It’s well known that the human gut is a thriving bacterial ecosystem—not to mention the skin, lungs, and various other parts of the body. But the breadth and depth of microbes’ participation in many systems on the planet are still not widely understood. For instance, there is evidence that there are microbes in the clouds, hitching thousand-mile rides through the atmosphere and helping to cause rain or snow along the way.
Some of these cloud microbes seem to come from the soil, but others are likely rising up out of the ocean, a riotous soup of bacteria and viruses. In a new study in Nature Communications, researchers used a 13,000-liter tank of seawater to observe what microbial species are in the water and which manage to become airborne in sea spray, thus launching themselves into the atmosphere.
The work was intended to help answer a long-standing question: Exactly how do microbes rising out of the ocean connect to the planet’s climate? Substances released from the ocean may help manage global temperature, according to Kim Prather, an atmospheric chemist at the University of California, San Diego, who has pioneered the study of microbes in the sky. “If you put out different types of spray, you could make clouds that are brighter and whiter to cool things down,” she says. “Depending on what comes out of the ocean, it could really change the temperature of the planet.”
For the experiment, Prather’s team drew thousands of gallons of water from the Pacific into a long, enclosed tank in a lab, where the atmosphere had been carefully filtered so that the only microbes in it would come from the water.
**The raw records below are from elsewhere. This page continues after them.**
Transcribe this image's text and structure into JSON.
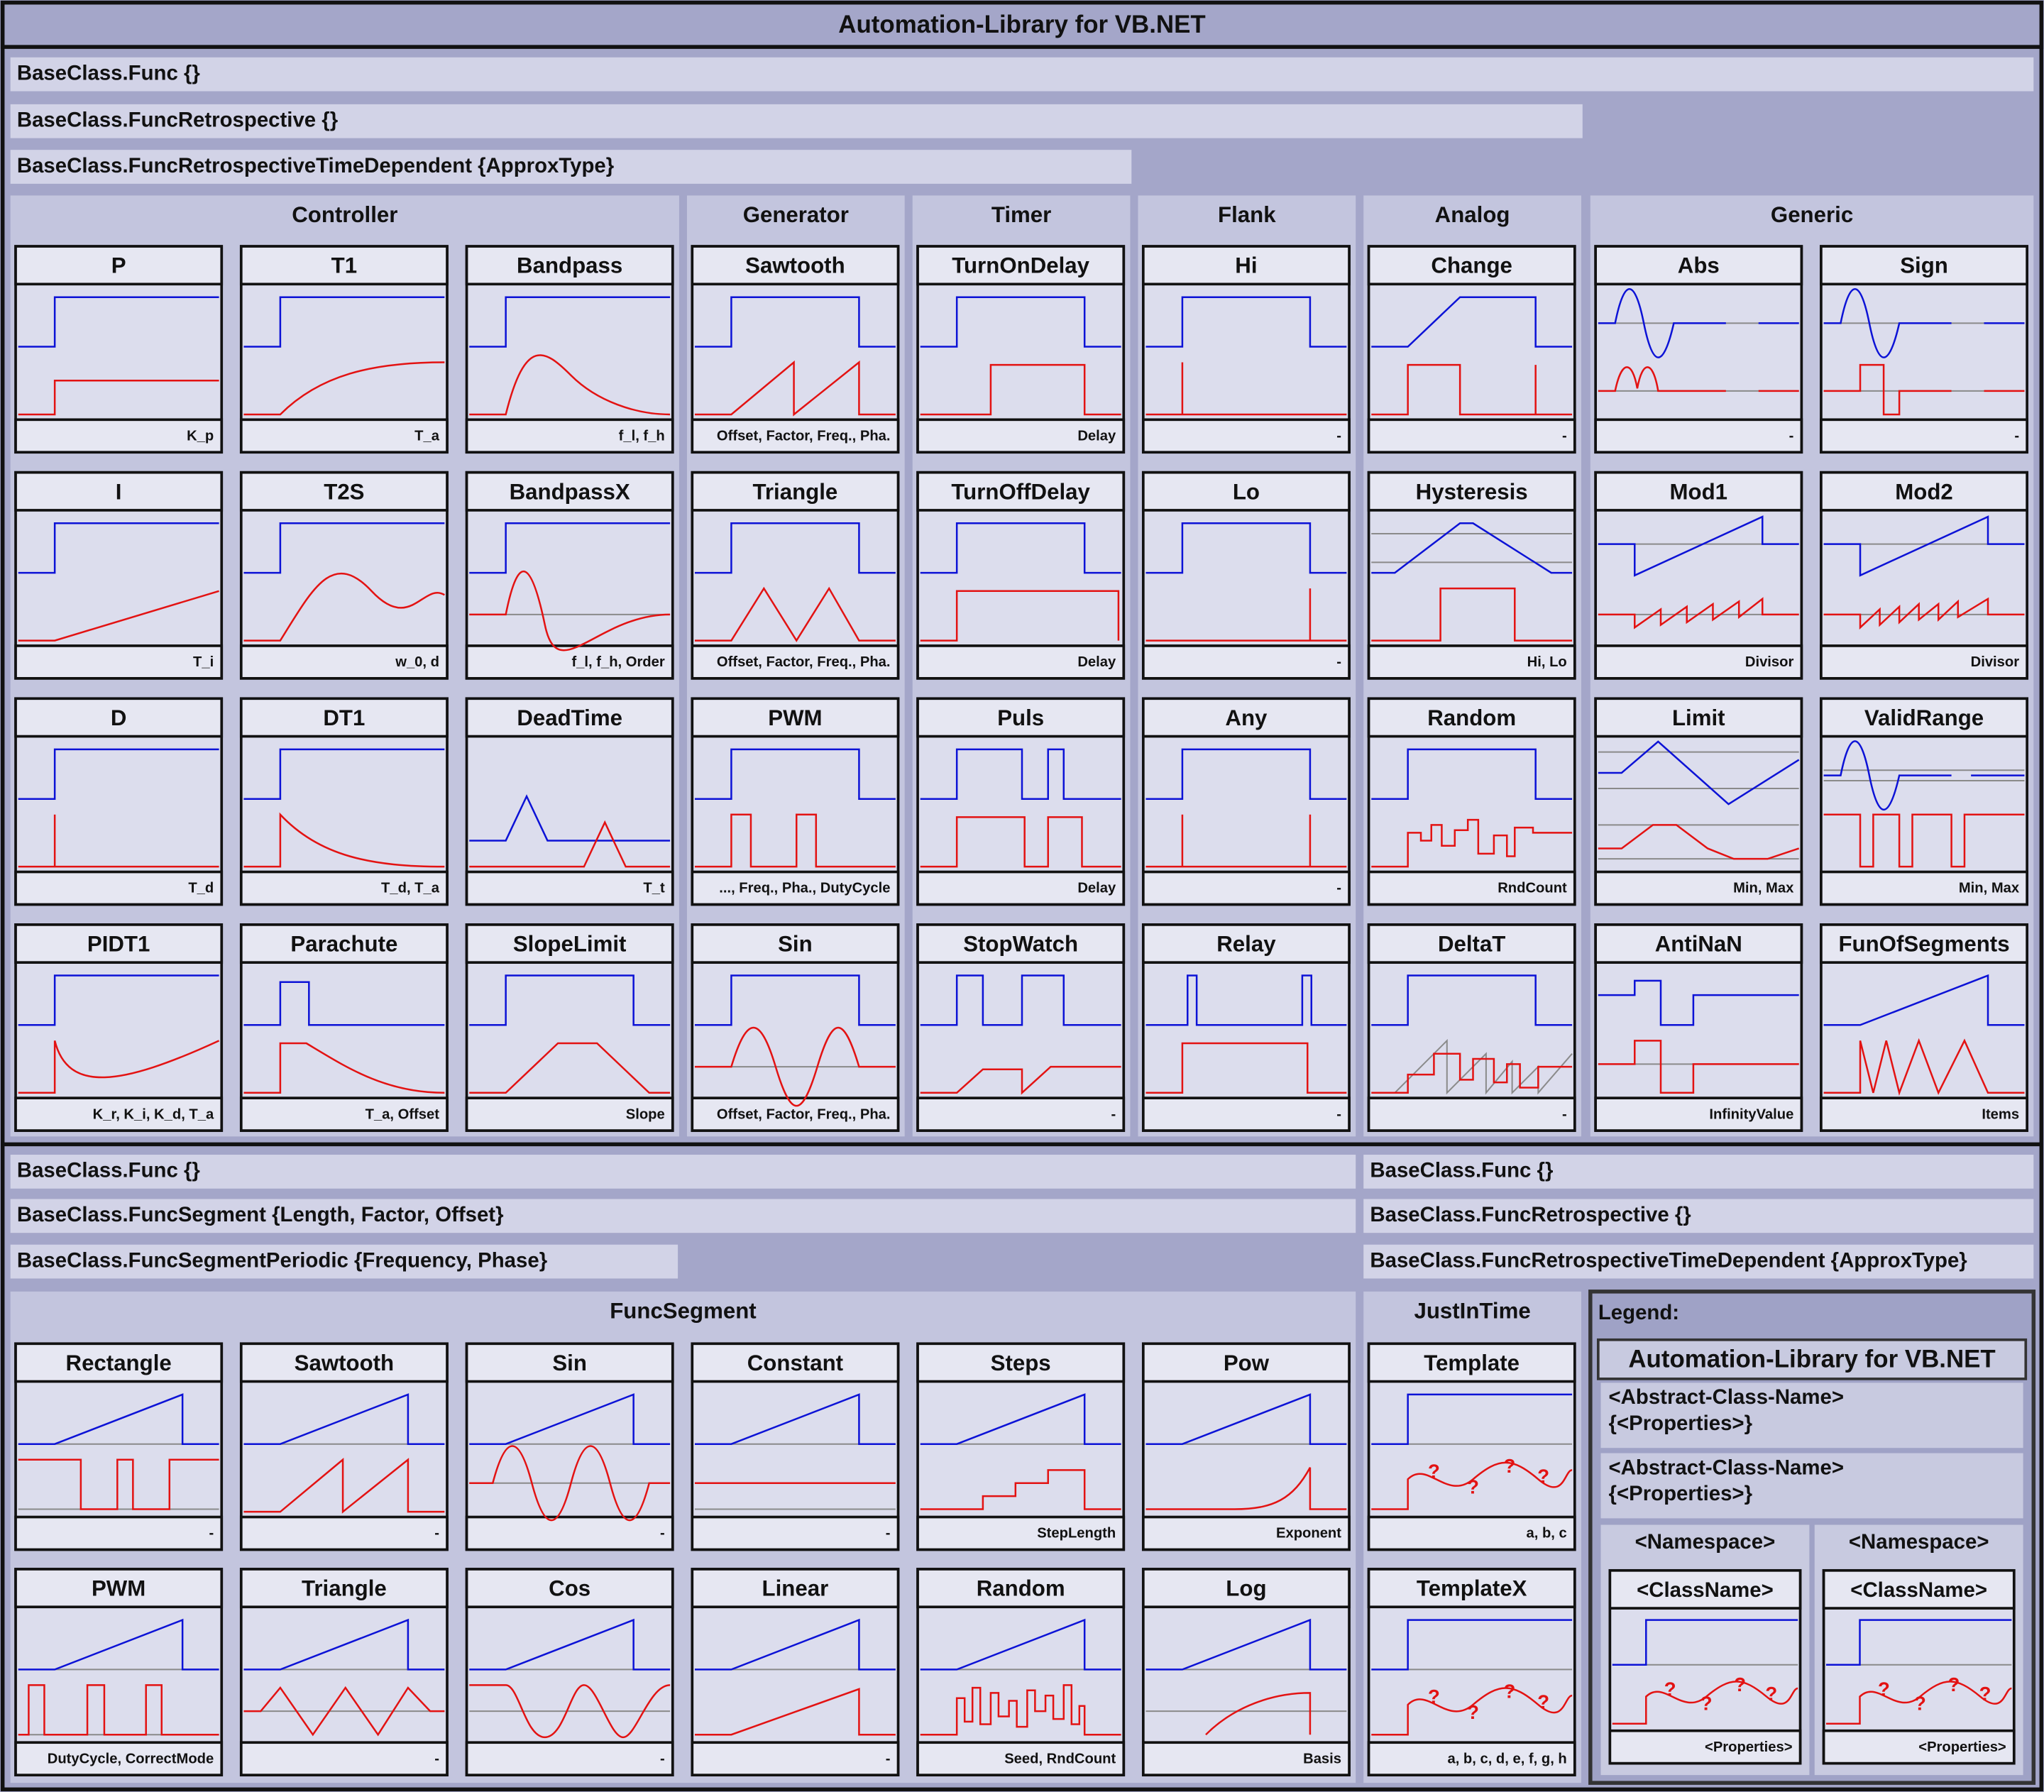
{
  "title": "Automation-Library for VB.NET",
  "top": {
    "bases": [
      "BaseClass.Func {}",
      "BaseClass.FuncRetrospective {}",
      "BaseClass.FuncRetrospectiveTimeDependent {ApproxType}"
    ],
    "groups": [
      {
        "name": "Controller",
        "cards": [
          {
            "name": "P",
            "params": "K_p"
          },
          {
            "name": "T1",
            "params": "T_a"
          },
          {
            "name": "Bandpass",
            "params": "f_l, f_h"
          },
          {
            "name": "I",
            "params": "T_i"
          },
          {
            "name": "T2S",
            "params": "w_0, d"
          },
          {
            "name": "BandpassX",
            "params": "f_l, f_h, Order"
          },
          {
            "name": "D",
            "params": "T_d"
          },
          {
            "name": "DT1",
            "params": "T_d, T_a"
          },
          {
            "name": "DeadTime",
            "params": "T_t"
          },
          {
            "name": "PIDT1",
            "params": "K_r, K_i, K_d, T_a"
          },
          {
            "name": "Parachute",
            "params": "T_a, Offset"
          },
          {
            "name": "SlopeLimit",
            "params": "Slope"
          }
        ]
      },
      {
        "name": "Generator",
        "cards": [
          {
            "name": "Sawtooth",
            "params": "Offset, Factor, Freq., Pha."
          },
          {
            "name": "Triangle",
            "params": "Offset, Factor, Freq., Pha."
          },
          {
            "name": "PWM",
            "params": "..., Freq., Pha., DutyCycle"
          },
          {
            "name": "Sin",
            "params": "Offset, Factor, Freq., Pha."
          }
        ]
      },
      {
        "name": "Timer",
        "cards": [
          {
            "name": "TurnOnDelay",
            "params": "Delay"
          },
          {
            "name": "TurnOffDelay",
            "params": "Delay"
          },
          {
            "name": "Puls",
            "params": "Delay"
          },
          {
            "name": "StopWatch",
            "params": "-"
          }
        ]
      },
      {
        "name": "Flank",
        "cards": [
          {
            "name": "Hi",
            "params": "-"
          },
          {
            "name": "Lo",
            "params": "-"
          },
          {
            "name": "Any",
            "params": "-"
          },
          {
            "name": "Relay",
            "params": "-"
          }
        ]
      },
      {
        "name": "Analog",
        "cards": [
          {
            "name": "Change",
            "params": "-"
          },
          {
            "name": "Hysteresis",
            "params": "Hi, Lo"
          },
          {
            "name": "Random",
            "params": "RndCount"
          },
          {
            "name": "DeltaT",
            "params": "-"
          }
        ]
      },
      {
        "name": "Generic",
        "cards": [
          {
            "name": "Abs",
            "params": "-"
          },
          {
            "name": "Sign",
            "params": "-"
          },
          {
            "name": "Mod1",
            "params": "Divisor"
          },
          {
            "name": "Mod2",
            "params": "Divisor"
          },
          {
            "name": "Limit",
            "params": "Min, Max"
          },
          {
            "name": "ValidRange",
            "params": "Min, Max"
          },
          {
            "name": "AntiNaN",
            "params": "InfinityValue"
          },
          {
            "name": "FunOfSegments",
            "params": "Items"
          }
        ]
      }
    ]
  },
  "bottom": {
    "left_bases": [
      "BaseClass.Func {}",
      "BaseClass.FuncSegment {Length, Factor, Offset}",
      "BaseClass.FuncSegmentPeriodic {Frequency, Phase}"
    ],
    "right_bases": [
      "BaseClass.Func {}",
      "BaseClass.FuncRetrospective {}",
      "BaseClass.FuncRetrospectiveTimeDependent {ApproxType}"
    ],
    "groups": [
      {
        "name": "FuncSegment",
        "cards": [
          {
            "name": "Rectangle",
            "params": "-"
          },
          {
            "name": "Sawtooth",
            "params": "-"
          },
          {
            "name": "Sin",
            "params": "-"
          },
          {
            "name": "Constant",
            "params": "-"
          },
          {
            "name": "Steps",
            "params": "StepLength"
          },
          {
            "name": "Pow",
            "params": "Exponent"
          },
          {
            "name": "PWM",
            "params": "DutyCycle, CorrectMode"
          },
          {
            "name": "Triangle",
            "params": "-"
          },
          {
            "name": "Cos",
            "params": "-"
          },
          {
            "name": "Linear",
            "params": "-"
          },
          {
            "name": "Random",
            "params": "Seed, RndCount"
          },
          {
            "name": "Log",
            "params": "Basis"
          }
        ]
      },
      {
        "name": "JustInTime",
        "cards": [
          {
            "name": "Template",
            "params": "a, b, c"
          },
          {
            "name": "TemplateX",
            "params": "a, b, c, d, e, f, g, h"
          }
        ]
      }
    ]
  },
  "legend": {
    "label": "Legend:",
    "title": "Automation-Library for VB.NET",
    "abstract": [
      {
        "name": "<Abstract-Class-Name>",
        "properties": "{<Properties>}"
      },
      {
        "name": "<Abstract-Class-Name>",
        "properties": "{<Properties>}"
      }
    ],
    "namespaces": [
      {
        "name": "<Namespace>",
        "class": "<ClassName>",
        "params": "<Properties>"
      },
      {
        "name": "<Namespace>",
        "class": "<ClassName>",
        "params": "<Properties>"
      }
    ]
  },
  "unknown_mark": "?"
}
The researchers encouraged the organisms to grow, provoked wind and waves, and sampled furiously from the resulting spray. They performed a quick genetic test to identify what was in there, and found that indeed, not everything that lived in the ocean was making it out.
In particular, certain groups of bacteria were much more likely to rise into spray than others. Corynebacterium, of a type often found on the skin of people living around Prather’s university in San Diego, she says, was found to be more prominent in the spray than it was in the water, for instance. When the researchers dug into why, they found that these particular bacteria have cell-wall components that repel water. “These guys have waxy walls,” Prather says. “Of course they’re going to get out.” Viruses that were encased in fat-containing membranes managed to leave easily as well.
Now that the researchers have scratched the surface of what gets up into sea spray, the issue becomes whether these same microbes are the ones that have been found in clouds. Prather says that the organisms up there have not yet been fully identified, but gathering more samples with balloons or specialized planes is a plausible next step. The group also plans to repeat the sea-spray experiments using seawater from different times of year, or seawater inoculated with cultures of sea-going microbes from elsewhere in the world, to see how the results change.
Another route will be to pump in different amounts of carbon dioxide into the tube’s air to study the effects of the rising levels in Earth’s atmosphere. “One of the questions is, what happens to the microbes—what happens to all these processes—when you get to a more enriched CO2 atmosphere? What happens when we hit 600 parts per million, which we will?” says Prather. “We want to do those experiments now, so we can predict where we’re going.”